IMF: UK should slow budget cuts if growth does not return
The government should slow the pace of budget cuts next year if UK growth does not recover, the International Monetary Fund (IMF) has said.
Its annual report on the UK says that tax rises and spending cuts introduced since spring 2010 have cut growth by a total of 2.5% over the past two years.
The IMF gave a summary of the report in May. Since then, the government has introduced growth measures, such as providing funding for lending.
The IMF praised these moves.
But it added that if growth did not pick up, other measures, such as temporary tax cuts and more means-testing of benefits, should be considered.
The IMF, which is headed by Christine Lagarde, who presented the report's summary findings in May, said: "If growth does not take off and unemployment fails to recede even after substantial further monetary stimulus and strong credit easing measures have been given time to work, the policy response should include a further slowing of fiscal consolidation."
"In particular, fiscal adjustment for 2013-14 would need to be scaled back if growth does not build momentum by early 2013."
It added that further slowing of consolidation was likely to mean the government would renege on its debt target but that this was "unlikely to trigger major market turmoil".
A spokesman for the Treasury said: "The IMF have repeated their advice that Britain's fiscal plans are appropriate, that we are right to support the economy through monetary and credit easing as well as government guarantees for infrastructure."
Shadow chancellor Ed Balls said the report showed the government needed to act: "This is a very serious warning to the Chancellor that urgent action to boost jobs and growth is needed."
The UK is back in recession after the economy shrank by 0.4% in the final quarter of 2011 and by 0.3% in the first three months of this year.

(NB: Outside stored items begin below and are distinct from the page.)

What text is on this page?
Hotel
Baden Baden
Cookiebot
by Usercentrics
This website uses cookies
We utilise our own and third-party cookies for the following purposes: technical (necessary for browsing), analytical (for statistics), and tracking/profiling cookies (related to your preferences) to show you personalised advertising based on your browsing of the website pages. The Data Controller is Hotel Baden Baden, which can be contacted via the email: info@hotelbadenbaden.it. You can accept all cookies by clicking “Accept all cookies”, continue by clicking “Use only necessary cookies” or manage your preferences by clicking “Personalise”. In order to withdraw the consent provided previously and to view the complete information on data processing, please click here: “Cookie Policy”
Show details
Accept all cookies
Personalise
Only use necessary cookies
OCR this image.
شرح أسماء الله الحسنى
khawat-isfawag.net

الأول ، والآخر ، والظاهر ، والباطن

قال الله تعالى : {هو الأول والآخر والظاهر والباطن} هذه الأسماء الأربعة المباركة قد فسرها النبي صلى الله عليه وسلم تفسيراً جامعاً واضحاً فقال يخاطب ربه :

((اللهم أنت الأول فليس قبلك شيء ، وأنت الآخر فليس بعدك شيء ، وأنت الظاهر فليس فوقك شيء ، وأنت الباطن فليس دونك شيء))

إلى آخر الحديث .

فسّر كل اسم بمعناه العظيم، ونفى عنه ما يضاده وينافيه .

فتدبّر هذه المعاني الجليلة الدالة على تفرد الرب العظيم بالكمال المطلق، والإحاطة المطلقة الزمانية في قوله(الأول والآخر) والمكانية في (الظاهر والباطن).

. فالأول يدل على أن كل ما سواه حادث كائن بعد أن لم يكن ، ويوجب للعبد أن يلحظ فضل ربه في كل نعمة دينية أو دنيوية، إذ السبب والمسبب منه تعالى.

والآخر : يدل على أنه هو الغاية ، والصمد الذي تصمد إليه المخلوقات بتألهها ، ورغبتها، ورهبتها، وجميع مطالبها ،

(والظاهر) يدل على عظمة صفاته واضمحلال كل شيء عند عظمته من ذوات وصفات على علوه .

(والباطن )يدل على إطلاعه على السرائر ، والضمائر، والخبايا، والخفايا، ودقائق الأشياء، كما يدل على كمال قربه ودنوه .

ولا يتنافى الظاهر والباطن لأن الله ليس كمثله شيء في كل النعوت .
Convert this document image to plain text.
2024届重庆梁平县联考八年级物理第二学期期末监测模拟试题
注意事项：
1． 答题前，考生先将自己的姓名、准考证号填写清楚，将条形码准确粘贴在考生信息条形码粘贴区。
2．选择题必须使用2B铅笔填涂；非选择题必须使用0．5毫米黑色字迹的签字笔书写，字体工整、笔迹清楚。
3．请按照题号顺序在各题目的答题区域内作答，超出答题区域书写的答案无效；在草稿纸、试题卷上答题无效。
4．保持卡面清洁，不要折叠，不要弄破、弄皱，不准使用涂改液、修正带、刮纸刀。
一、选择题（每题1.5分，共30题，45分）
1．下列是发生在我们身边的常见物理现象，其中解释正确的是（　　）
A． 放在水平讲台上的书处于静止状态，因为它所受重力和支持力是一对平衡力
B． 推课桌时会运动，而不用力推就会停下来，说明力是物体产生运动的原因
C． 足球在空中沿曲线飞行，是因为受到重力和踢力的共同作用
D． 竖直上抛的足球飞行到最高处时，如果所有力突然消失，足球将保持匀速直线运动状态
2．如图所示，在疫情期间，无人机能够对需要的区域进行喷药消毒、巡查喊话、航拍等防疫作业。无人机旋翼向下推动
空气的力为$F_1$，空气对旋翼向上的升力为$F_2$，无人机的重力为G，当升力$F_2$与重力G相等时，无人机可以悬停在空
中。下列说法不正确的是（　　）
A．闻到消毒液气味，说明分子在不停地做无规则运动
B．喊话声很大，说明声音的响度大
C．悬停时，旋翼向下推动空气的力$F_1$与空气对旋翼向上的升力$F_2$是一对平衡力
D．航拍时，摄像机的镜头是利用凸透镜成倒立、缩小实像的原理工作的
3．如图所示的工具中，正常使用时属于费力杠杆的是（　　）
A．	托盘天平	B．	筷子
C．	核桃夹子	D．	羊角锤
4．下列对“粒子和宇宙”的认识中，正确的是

On Monday, the IMF lowered its growth forecasts for the UK to 0.2% in 2012 and 1.4% in 2013. In the spring, it had forecast growth of 0.8% this year and 2% next year.
In its annual report the IMF said that the UK faced "significant challenges" from a stalling recovery, high unemployment and threats from the eurozone.
But it also said that substantial progress had been made towards achieving a more sustainable budgetary position.
Earlier this month, the Bank of England's Monetary Policy Committee (MPC) voted to increase its quantitative easing (QE) programme by £50bn, taking the total stimulus to £375bn
Under QE, the Bank buys government bonds, hoping to create beneficial knock-on effects for the economy.
The IMF's report was finished before the Bank's action, which was called "meaningful" by IMF executive Ajai Chopra in a news conference held on Thursday afternoon.
The MPC also discussed the possibility of interest rate cuts, but voted unanimously to keep rates at the record low of 0.5%, where they have stood for more than three years.
The IMF said that in explaining its past decisions not to cut the rate further, the MPC had cited concerns that a cut may reduce activity in money markets.
"However, policy rates of 0.25% or less prevail in the US and Japan and have not produced adverse side effects of a sufficient magnitude to prod a policy reversal," the IMF said.